しかし、これに伴って20%以下の株式取得が独禁法上問題がないと改正されたわけではありません。あくまで届け出が不要になっただけです。

独禁法10条1項では、

「会社は、他の会社の株式を取得し、又は所有することにより、一定の取引分野における競争を実質的に制限することとなる場合には、当該株式を取得し、又は所有してはなら(ない)」

と、はっきりと書いてあります。

例えば、ターゲットの会社が、株主が分散している上場会社であるような場合には、その19.9%もの株式を取得すれば、明らかに取得者とターゲットの意思決定の協調が強まるように思われます。
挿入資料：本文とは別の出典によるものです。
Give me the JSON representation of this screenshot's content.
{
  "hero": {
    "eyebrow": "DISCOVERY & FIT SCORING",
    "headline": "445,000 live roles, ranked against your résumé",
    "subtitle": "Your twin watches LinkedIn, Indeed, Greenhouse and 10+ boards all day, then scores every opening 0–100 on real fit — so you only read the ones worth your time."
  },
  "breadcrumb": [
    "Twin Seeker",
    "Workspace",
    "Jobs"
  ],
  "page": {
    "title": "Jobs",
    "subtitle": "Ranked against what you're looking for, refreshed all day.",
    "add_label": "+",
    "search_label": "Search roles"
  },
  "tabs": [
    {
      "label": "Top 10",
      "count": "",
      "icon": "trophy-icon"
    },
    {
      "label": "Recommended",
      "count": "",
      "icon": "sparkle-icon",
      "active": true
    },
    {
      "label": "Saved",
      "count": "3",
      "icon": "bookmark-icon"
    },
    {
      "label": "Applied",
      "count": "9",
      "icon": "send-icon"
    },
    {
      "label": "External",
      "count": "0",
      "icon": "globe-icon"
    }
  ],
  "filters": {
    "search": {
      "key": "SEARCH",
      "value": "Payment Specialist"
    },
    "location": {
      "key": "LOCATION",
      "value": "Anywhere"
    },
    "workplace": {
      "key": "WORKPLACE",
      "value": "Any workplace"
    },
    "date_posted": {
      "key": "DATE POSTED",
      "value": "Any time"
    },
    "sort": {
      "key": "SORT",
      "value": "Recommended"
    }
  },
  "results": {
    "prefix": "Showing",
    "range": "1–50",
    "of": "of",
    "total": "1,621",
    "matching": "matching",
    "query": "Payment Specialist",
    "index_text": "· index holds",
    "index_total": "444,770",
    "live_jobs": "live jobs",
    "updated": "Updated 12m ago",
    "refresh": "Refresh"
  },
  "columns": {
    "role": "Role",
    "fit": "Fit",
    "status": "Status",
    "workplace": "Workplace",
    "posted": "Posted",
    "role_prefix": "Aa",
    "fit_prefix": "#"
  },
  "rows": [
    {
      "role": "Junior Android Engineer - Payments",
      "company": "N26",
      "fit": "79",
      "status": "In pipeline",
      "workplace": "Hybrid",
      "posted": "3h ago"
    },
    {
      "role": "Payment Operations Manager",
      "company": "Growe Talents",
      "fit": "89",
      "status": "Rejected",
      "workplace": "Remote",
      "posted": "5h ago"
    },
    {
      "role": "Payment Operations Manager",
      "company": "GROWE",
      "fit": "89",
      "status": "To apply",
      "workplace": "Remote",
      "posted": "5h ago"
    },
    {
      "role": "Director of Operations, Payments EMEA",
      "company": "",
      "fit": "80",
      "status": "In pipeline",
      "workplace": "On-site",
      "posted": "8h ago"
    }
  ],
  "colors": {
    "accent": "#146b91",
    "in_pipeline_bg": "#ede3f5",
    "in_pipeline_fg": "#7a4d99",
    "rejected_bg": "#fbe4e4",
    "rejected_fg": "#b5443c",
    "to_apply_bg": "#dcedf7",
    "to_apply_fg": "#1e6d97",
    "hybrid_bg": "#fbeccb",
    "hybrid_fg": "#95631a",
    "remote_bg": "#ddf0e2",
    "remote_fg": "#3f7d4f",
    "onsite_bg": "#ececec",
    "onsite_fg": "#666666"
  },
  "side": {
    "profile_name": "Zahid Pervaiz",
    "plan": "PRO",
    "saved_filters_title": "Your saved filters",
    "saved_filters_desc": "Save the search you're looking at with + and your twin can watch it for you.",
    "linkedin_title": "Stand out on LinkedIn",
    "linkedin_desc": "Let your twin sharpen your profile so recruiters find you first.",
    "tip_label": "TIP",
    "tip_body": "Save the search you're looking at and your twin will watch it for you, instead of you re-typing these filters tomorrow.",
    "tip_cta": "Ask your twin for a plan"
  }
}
ですので、両者のシェア次第では、「一定の取引分野における競争を実質的に制限することとなる」ことは、十分にあり得ると思います。

届出について書いてあるのは10条2項のほうで、この届出要件と1項の違法要件とは、全く別のものです。

10%超の取得でいちいち届け出をさせるのは、改正前10%超取得の届出のほとんどがフリーパスであった実態に鑑みて煩雑であり、妥当な法改正だったと思いますが、だからといって20%までの取得がフリーパスでできるようになったわけではありません。

しかも、届出要件を満たさない、19.9%(20%ちょうどでもいいのですが)の株式取得の場合には、排除措置命令を出せる期間の制限(10条9項)がありませんので、そのような取得が行われていたことが後で公取委に分かると、排除措置命令を受ける可能性があります。

しかも、理屈の上ではそのような可能性が永久に残る、ということになります。

ですので、20%以下の株式取得の場合でも、問題ありそうな場合には(法律上の届け出は要らないわけですが)事前相談をすることをおすすめします。